I told him that I belonged to Vitalis, and that he had paid a sum of money for me, and that I must return to him the moment he wanted me. I had spoken of my foster parents, but had never said that they were not really my father and mother. I felt ashamed to admit that I was a foundling,—a child picked up in the streets! I knew how the children from the Foundlings' Hospital had been scorned. It seemed to me that it was the most abject thing in the world to be a foundling. I did not want Mrs. Milligan and Arthur to know. Would they not have turned from me in disdain!

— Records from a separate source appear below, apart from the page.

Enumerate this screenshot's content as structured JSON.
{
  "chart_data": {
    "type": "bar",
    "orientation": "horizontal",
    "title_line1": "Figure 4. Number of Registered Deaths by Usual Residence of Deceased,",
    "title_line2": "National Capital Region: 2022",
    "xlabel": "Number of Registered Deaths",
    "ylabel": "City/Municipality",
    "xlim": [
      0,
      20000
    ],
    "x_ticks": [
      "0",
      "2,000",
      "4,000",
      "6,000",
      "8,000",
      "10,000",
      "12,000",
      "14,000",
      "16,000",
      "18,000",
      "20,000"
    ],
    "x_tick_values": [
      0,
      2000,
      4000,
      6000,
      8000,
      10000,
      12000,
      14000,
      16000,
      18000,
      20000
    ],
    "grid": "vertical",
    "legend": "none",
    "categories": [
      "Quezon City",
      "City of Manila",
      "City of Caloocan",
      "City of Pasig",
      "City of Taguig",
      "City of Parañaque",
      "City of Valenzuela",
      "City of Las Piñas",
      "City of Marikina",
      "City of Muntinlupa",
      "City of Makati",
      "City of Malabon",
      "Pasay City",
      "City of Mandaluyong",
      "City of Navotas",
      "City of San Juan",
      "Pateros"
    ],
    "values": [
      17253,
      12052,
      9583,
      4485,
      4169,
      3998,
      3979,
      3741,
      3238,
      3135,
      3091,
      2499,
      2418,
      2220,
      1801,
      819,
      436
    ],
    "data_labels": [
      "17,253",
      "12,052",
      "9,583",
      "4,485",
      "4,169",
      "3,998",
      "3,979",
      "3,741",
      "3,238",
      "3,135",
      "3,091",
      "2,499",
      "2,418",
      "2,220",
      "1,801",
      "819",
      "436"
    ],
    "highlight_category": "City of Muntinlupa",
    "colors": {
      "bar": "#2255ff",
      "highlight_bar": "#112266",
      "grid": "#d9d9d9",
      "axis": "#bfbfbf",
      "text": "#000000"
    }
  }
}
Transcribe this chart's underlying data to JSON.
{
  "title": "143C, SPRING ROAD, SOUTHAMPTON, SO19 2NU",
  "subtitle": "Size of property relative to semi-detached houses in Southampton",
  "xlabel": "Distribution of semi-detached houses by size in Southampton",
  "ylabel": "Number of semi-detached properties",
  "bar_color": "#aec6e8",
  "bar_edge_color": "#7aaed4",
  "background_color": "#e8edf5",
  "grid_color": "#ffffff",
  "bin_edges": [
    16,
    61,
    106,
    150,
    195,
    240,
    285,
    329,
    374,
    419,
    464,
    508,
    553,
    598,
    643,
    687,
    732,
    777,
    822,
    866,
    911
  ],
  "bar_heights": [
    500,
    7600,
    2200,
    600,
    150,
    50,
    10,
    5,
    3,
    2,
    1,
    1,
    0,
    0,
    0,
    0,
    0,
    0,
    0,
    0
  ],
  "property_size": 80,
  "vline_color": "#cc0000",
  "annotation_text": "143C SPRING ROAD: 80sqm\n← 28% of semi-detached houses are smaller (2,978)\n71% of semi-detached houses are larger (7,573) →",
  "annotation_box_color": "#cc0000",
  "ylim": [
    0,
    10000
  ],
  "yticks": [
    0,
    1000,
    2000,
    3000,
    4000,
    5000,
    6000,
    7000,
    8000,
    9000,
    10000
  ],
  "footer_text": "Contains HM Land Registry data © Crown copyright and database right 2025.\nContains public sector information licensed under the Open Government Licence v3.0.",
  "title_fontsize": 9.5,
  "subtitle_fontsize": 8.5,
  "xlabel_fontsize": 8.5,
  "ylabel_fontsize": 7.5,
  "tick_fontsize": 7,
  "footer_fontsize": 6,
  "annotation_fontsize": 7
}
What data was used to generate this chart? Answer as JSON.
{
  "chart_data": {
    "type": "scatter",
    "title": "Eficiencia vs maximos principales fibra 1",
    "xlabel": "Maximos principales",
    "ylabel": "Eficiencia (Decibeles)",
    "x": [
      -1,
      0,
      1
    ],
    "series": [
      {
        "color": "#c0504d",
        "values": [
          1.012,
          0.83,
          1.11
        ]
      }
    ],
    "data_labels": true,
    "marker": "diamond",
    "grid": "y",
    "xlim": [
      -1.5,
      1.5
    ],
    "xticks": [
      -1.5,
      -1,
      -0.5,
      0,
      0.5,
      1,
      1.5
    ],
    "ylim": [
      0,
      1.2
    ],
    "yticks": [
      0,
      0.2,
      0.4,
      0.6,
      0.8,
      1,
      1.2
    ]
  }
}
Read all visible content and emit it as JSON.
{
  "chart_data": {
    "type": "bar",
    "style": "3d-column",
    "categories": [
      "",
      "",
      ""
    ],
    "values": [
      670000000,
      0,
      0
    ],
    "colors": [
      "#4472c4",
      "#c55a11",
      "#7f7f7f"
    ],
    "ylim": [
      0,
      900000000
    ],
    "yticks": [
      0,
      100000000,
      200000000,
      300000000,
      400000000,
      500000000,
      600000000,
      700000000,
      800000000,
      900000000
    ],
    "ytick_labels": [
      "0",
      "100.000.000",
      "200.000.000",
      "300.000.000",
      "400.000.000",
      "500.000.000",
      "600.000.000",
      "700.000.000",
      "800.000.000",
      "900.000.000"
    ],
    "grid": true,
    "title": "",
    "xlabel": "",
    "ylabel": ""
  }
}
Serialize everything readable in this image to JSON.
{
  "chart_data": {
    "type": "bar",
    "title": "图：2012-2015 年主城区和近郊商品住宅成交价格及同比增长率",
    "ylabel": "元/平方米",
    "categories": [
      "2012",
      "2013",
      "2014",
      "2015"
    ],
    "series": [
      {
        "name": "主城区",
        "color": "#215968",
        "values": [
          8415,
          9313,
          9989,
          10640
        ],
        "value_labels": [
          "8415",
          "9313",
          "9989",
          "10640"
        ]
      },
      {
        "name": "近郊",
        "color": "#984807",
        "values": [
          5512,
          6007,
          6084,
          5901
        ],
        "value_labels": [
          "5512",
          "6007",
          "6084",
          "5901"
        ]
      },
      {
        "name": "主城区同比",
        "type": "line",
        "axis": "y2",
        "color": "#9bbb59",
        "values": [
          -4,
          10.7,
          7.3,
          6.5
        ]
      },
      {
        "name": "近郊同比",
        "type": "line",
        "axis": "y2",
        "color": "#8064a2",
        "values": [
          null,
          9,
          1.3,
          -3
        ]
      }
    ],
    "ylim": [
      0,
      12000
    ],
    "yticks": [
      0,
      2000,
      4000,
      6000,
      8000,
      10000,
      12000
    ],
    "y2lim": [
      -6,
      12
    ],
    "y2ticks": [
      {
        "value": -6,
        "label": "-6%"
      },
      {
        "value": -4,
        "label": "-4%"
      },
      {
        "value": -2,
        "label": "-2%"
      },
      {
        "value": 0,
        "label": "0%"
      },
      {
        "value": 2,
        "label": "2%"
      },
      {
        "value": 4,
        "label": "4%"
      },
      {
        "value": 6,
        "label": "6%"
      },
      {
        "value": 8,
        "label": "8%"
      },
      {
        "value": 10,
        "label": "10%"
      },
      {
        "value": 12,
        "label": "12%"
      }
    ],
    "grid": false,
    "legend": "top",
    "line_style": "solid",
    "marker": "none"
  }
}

"Mamma, we must keep Remi," continued Arthur.
"I should be very pleased to keep Remi with us," replied Mrs. Milligan; "we are so fond of him. But there are two things; first, Remi would have to want to stay...."
"Oh, he does! he does!" cried Arthur, "don't you, Remi? You don't want to go back to Toulouse?"
"The second is," continued Mrs. Milligan, "will his master give him up?"
"Remi comes first; he comes first," Arthur insisted.
Vitalis had been a good master, and I was very grateful for all he had taught me, but there was no comparison between my life with him and that which I should have with Arthur, and at the same time, there was also no comparison between the respect I had for Vitalis and the affection which I felt for Mrs. Milligan and her invalid boy. I felt that it was wrong for me to prefer these strangers to my master, but it was so. I loved Mrs. Milligan and Arthur.